2.5 Gradient of potential field

def g(x, y):
    return (x-1)**2 + (y-2)**2
# Let's plot this in the 2D
def contour():
    xs = np.linspace(-4, 4, 100)
    ys = np.linspace(-4, 4, 100)
    xx, yy = np.meshgrid(xs, ys)
    z = g(xx, yy)
    pl.contour(xx, yy, z, levels=20);

pl.figure(figsize=(4,4))
contour()

from matplotlib import cm

def bowl(ax):
    xs = np.linspace(-4, 4, 100)
    ys = np.linspace(-4, 4, 100)
    xx, yy = np.meshgrid(xs, ys)
    z = g(xx, yy)
    ax.plot_surface(xx, yy, z, cmap=cm.coolwarm);
    
fig = pl.figure(figsize=(7,7))
ax = fig.add_subplot(projection='3d')

bowl(ax)

def g_der_x(x, y):
    return 2*(x-1)
def g_der_y(x, y):
    return 2*(y-2)
xs = np.linspace(-4, 4, 10)
ys = np.linspace(-4, 4, 10)
xx, yy = np.meshgrid(xs, ys)
z = g(xx, yy)

u = g_der_x(xx, yy)
v = g_der_y(xx, yy)

fig = pl.figure(figsize=(12,6))
fig.add_subplot(1, 2, 1)
contour()
pl.quiver(xx, yy, u, v);

ax = fig.add_subplot(1, 2, 2, projection='3d')
bowl(ax);

2.6 Interpretation of gradient

Let \(\mathbf{v} = \nabla f(\mathbf{x})\)

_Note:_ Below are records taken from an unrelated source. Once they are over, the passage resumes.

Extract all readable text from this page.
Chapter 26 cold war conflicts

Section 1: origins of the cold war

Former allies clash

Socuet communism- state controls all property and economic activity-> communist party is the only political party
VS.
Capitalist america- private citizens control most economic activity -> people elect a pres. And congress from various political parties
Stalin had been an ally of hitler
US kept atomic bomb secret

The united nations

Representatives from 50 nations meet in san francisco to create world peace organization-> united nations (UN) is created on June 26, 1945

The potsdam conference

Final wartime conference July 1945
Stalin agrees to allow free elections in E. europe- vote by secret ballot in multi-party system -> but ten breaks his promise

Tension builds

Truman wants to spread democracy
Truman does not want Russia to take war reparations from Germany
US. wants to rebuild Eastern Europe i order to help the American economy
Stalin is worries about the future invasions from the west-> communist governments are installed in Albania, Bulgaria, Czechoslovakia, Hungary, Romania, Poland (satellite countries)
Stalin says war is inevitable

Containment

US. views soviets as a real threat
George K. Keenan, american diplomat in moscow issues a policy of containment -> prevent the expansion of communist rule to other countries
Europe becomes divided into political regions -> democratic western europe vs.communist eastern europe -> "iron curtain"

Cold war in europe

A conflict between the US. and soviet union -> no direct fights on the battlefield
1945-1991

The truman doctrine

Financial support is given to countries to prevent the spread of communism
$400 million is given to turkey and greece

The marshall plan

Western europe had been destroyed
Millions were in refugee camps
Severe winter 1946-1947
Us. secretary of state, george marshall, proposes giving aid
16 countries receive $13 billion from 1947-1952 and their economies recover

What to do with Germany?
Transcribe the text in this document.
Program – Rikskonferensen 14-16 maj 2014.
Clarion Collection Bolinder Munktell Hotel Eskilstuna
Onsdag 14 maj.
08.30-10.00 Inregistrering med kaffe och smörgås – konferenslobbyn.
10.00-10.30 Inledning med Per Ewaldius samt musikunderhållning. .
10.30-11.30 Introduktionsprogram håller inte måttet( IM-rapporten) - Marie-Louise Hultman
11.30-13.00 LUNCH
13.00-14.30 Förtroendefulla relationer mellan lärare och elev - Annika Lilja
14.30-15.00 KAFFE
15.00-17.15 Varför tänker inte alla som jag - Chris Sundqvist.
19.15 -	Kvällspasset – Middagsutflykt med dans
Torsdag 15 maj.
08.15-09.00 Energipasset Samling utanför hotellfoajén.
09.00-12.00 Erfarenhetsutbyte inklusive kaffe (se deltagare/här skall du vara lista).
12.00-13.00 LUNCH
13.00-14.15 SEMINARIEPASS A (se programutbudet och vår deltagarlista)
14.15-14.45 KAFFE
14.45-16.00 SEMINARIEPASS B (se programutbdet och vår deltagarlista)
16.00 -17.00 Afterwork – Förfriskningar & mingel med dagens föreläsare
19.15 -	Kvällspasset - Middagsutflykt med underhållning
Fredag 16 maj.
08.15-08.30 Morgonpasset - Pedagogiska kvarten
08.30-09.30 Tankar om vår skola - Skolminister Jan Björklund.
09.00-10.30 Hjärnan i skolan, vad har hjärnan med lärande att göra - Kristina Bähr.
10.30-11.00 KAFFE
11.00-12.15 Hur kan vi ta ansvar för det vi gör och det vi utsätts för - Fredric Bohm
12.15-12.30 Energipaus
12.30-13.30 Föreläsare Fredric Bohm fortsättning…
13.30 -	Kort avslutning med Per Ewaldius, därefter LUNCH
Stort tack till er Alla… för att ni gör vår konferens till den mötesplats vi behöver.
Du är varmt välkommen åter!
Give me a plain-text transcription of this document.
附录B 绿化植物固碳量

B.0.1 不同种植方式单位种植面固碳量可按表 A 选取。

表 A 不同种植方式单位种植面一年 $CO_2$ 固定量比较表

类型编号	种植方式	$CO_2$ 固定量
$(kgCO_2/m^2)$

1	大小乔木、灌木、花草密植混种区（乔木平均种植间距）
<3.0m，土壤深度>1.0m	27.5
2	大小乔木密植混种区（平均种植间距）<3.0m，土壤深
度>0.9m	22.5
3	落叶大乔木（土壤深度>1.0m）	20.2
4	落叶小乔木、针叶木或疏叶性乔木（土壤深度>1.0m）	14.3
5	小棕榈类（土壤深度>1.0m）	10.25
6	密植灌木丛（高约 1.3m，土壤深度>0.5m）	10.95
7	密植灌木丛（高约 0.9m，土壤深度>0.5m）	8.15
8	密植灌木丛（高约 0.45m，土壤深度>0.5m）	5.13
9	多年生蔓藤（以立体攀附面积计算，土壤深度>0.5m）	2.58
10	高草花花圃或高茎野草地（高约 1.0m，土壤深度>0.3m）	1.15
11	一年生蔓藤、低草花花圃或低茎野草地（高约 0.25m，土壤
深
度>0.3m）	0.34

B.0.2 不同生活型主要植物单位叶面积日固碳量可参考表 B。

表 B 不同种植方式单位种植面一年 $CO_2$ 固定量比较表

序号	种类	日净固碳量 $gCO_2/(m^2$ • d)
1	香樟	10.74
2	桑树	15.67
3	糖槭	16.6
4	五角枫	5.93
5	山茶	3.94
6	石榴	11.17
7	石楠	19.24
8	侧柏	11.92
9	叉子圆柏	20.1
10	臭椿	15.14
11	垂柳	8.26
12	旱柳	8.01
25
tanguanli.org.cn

  1. The direction of \(\mathbf{v}\) tells us the direction to take to maximize the change in \(f(\mathbf{x}+\Delta\mathbf{x})\).

  2. The magnitude \(\|\mathbf{v}\|\) tells us how much change we can expect by taking a step of length 1, i.e. \(\|\Delta x\| = 1\), if the gradient at \(\mathbf{x}\) applies to the entire input space.